These are the raw notes, quotes, and my thoughts, I wrote down from people on the MSDN Forums at Tech-Ed. I subscribe to the philosophy of trying to just capture what people say during my interviews rather than trying to find the meaning of their quotes on the spot.
I’d like to thank everyone that took time out of their busy Tech-ed schedule to give me feedback. If you are reading my blog now it would be great to know what quotes resonate most with you and why???
Overall I was pleased with the positive reaction the forums received. By far the biggest gripe was around the lack of a good offline story for reading the forums. I’ll hit on that below.
On the Question and Answer Tagging
I believe the question and answer tagging was seen as a big advantage to the forums over the newsgroups because it allowed them to easily ignore some of the irrelevant posts in a thread or focus on threads that have answer tags rather than looking at threads that don’t have answers.
Another indication that this was a positive is that there was a lot of great discussion around how we could use this information beyond what we do today to bubble up faqs, cherry pick the best answers, or improve the search results.
If this is a big strength then I’m convinced we should put more effort in this space to make it more obvious to users how to tag answers so we can do better than the 70% answer rates we see today.

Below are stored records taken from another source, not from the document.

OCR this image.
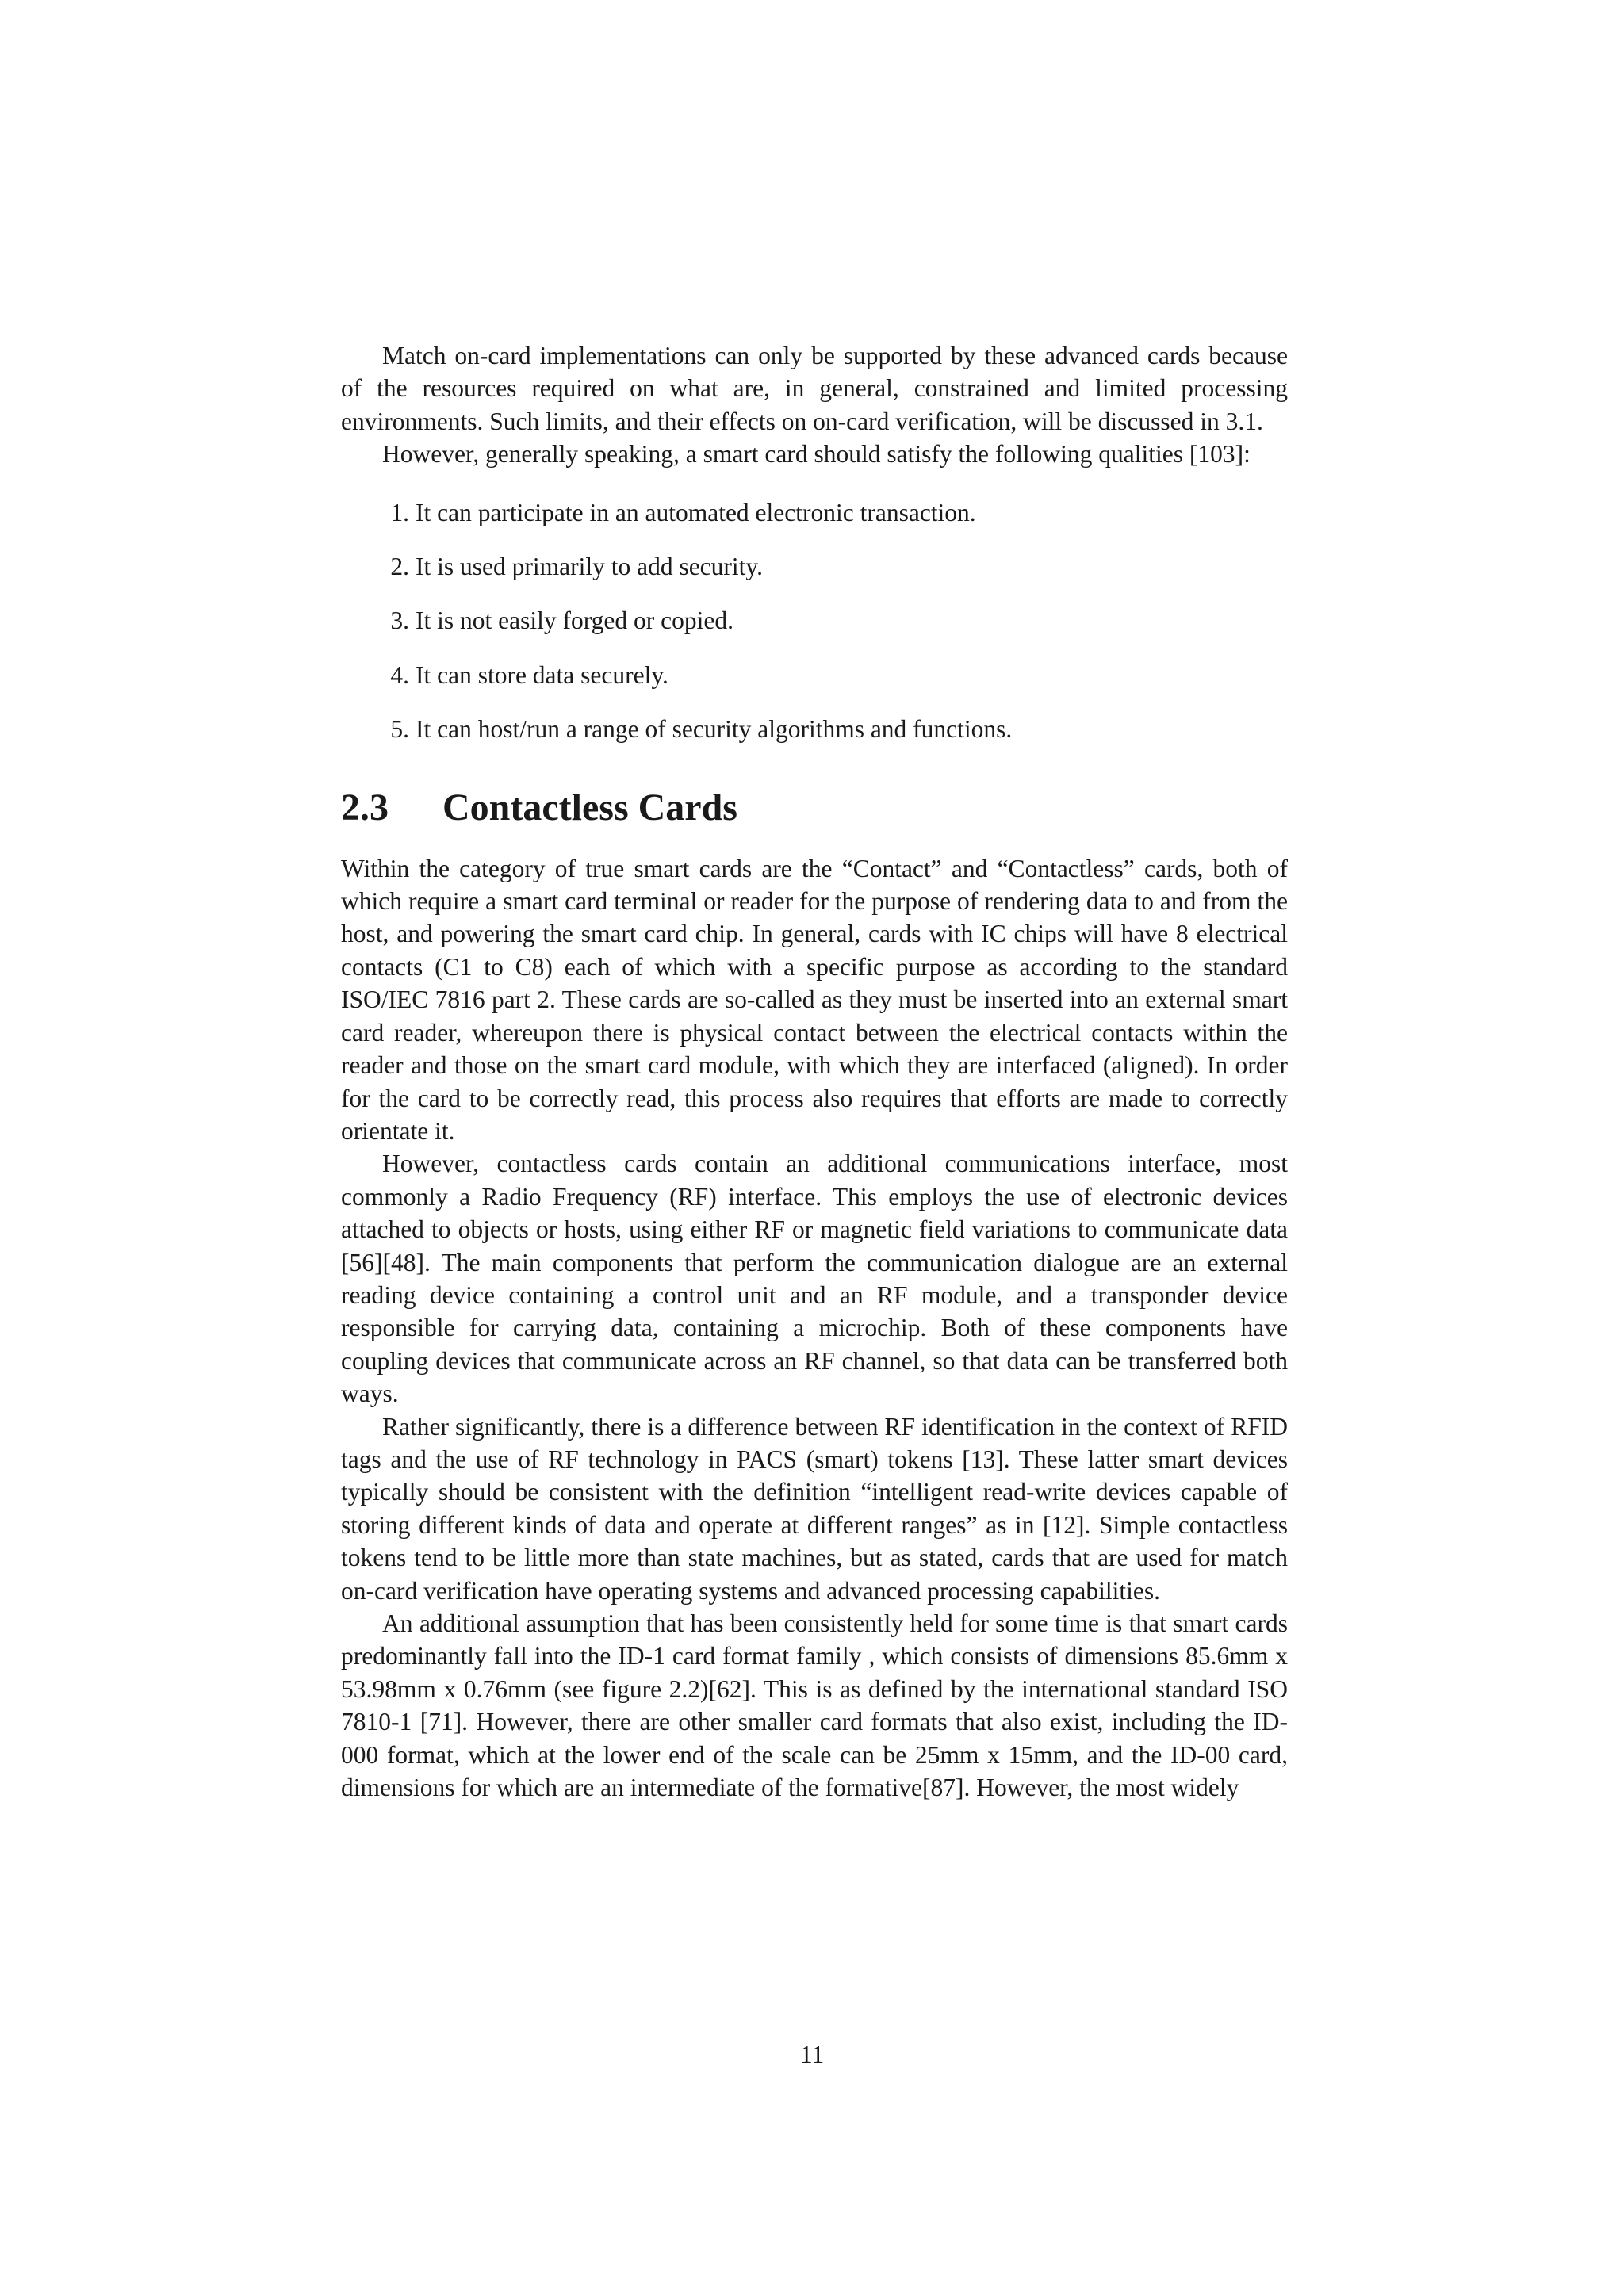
Match on-card implementations can only be supported by these advanced cards because of the resources required on what are, in general, constrained and limited processing environments. Such limits, and their effects on on-card verification, will be discussed in 3.1.

However, generally speaking, a smart card should satisfy the following qualities [103]:

1. It can participate in an automated electronic transaction.
2. It is used primarily to add security.
3. It is not easily forged or copied.
4. It can store data securely.
5. It can host/run a range of security algorithms and functions.
2.3	Contactless Cards

Within the category of true smart cards are the “Contact” and “Contactless” cards, both of which require a smart card terminal or reader for the purpose of rendering data to and from the host, and powering the smart card chip. In general, cards with IC chips will have 8 electrical contacts (C1 to C8) each of which with a specific purpose as according to the standard ISO/IEC 7816 part 2. These cards are so-called as they must be inserted into an external smart card reader, whereupon there is physical contact between the electrical contacts within the reader and those on the smart card module, with which they are interfaced (aligned). In order for the card to be correctly read, this process also requires that efforts are made to correctly orientate it.

However, contactless cards contain an additional communications interface, most commonly a Radio Frequency (RF) interface. This employs the use of electronic devices attached to objects or hosts, using either RF or magnetic field variations to communicate data [56][48]. The main components that perform the communication dialogue are an external reading device containing a control unit and an RF module, and a transponder device responsible for carrying data, containing a microchip. Both of these components have coupling devices that communicate across an RF channel, so that data can be transferred both ways.

Rather significantly, there is a difference between RF identification in the context of RFID tags and the use of RF technology in PACS (smart) tokens [13]. These latter smart devices typically should be consistent with the definition “intelligent read-write devices capable of storing different kinds of data and operate at different ranges” as in [12]. Simple contactless tokens tend to be little more than state machines, but as stated, cards that are used for match on-card verification have operating systems and advanced processing capabilities.

An additional assumption that has been consistently held for some time is that smart cards predominantly fall into the ID-1 card format family , which consists of dimensions 85.6mm x 53.98mm x 0.76mm (see figure 2.2)[62]. This is as defined by the international standard ISO 7810-1 [71]. However, there are other smaller card formats that also exist, including the ID-000 format, which at the lower end of the scale can be 25mm x 15mm, and the ID-00 card, dimensions for which are an intermediate of the formative[87]. However, the most widely

11
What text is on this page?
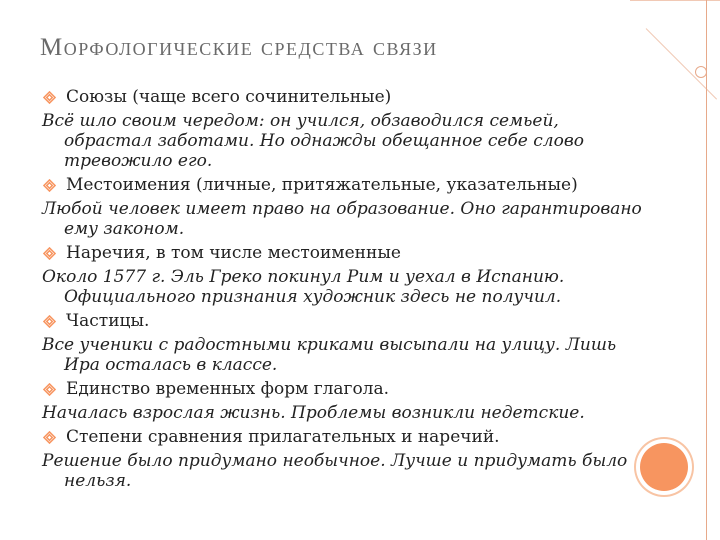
Морфологические средства связи
Союзы (чаще всего сочинительные)
Всё шло своим чередом: он учился, обзаводился семьей, обрастал заботами. Но однажды обещанное себе слово тревожило его.
Местоимения (личные, притяжательные, указательные)
Любой человек имеет право на образование. Оно гарантировано ему законом.
Наречия, в том числе местоименные
Около 1577 г. Эль Греко покинул Рим и уехал в Испанию. Официального признания художник здесь не получил.
Частицы.
Все ученики с радостными криками высыпали на улицу. Лишь Ира осталась в классе.
Единство временных форм глагола.
Началась взрослая жизнь. Проблемы возникли недетские.
Степени сравнения прилагательных и наречий.
Решение было придумано необычное. Лучше и придумать было нельзя.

On Showing Forums on Developer Centers
We didn’t really have anything to show users here, but there was a discussion on how showing popular threads or most viewed threads on developer centers becomes self fulfilling. It seemed unanimous that the “popular threads” from newsgroups we use today on dev centers doesn’t offer any real value. The sweet spot seems to be mixing the popular with the recent so we can get new information, new answers, and new questions in front of users on the developer centers and broaden the participation.
Why Answer Questions?
One discussion I didn’t have any good quotes on was the ranking and attribution of experts. Post count, as shown today, seems pretty meaningless and also is discouraging to budding experts since it’s an “all time” view. We should do something to both reward all time contributors, but make it easier for new “experts” to break into the game. I was surprised to find people that had read the “top answerers” post I made to the forums.
Cutting off Dupes
I heard “the lurk before you leap is dead” quote from several people. Some of which believed that its what has led to the death of usefulness in the public newsgroups since there are just too many dupes posted by newsbies who don’t read or search existing threads. The more we can do to proactively encourage searching before posting in a non-invasive/blocking way the better community we’ll have.
On New Post UI with FAQ + Search Results
I’ll spare my blog readers of my bad PM art for now, but imagine if you combine search results dynamically generated on the new question UI with the help of the trendy Ajax stuff.
I didn’t capture all the feedback here, but users really liked the concept UI we showed them. I personally believe (and I’m biased since it was my idea) that this will be one of the most exciting things about the MSDN forum community when/if we get this coded up.
Users kept thinking about ways to make my screenshot better and had some great ideas about showing users rich tooltips when hovering over the dynamic search results and making sure we showed more of the post text in the results.
On Post Formatting Options
Our current posting UI takes too long to load and contains too many options that just don’t get used (table formatting, strikethrough, etc) or make reading the forums annoying (smillies, large font, etc).
I took away that we needed to drastically simplify the posting UI but also work hard to ensure that rich text cut/paste from VS and Word works better than it does today.
Most users didn’t like moderation that delays there posts, but did agree that we have a huge moderation burdon ahead of us. The more we can spread the load with more moderators and encouraging users to use the reporting link to focus the moderators the better.
I really liked the “spring cleaning” idea that one user proposed where we have time periods where full moderation is opened up to a much larger set of people to allow them to help us manage the crusty answers, merge dupes, etc.
I took two things away from the search feedback. The first is that we need to make sure we have a good search on the web that also shows other MSDN results like samples, articles, etc that may answer users questions. The second is that we need to do what we can to make sure the forum search results show up well in MSN and google searches. There may be some work to be done with the URL structure to make sure the rankings are good on individual answers.
I was surprised to hear that posting was really seen as secondary to a good reading experience to the group of users we had that I would classify as much more likely to reply to threads than our average developer in the community. One person went so far as to say that if all we had was an excellent offline reading experience they could batch up replies in Word documents to be posted through the web UI when they got a good connection. This is not to say that posting from an offline client is not important, but that we need to make sure the offline reading is top notch first.
There was a good debate about, if there was a dedicated client for forums, how moderation should be represented. People were split and ranged from “just replace my local content” to “don’t bother with modifying content after I’ve downloaded it.”
I think the answer is in the middle. From my experience most of the moderation/tagging of a post happens within a week or so of it being posted. If we stop tracking changes of local items older than a month we’ll probably be safe.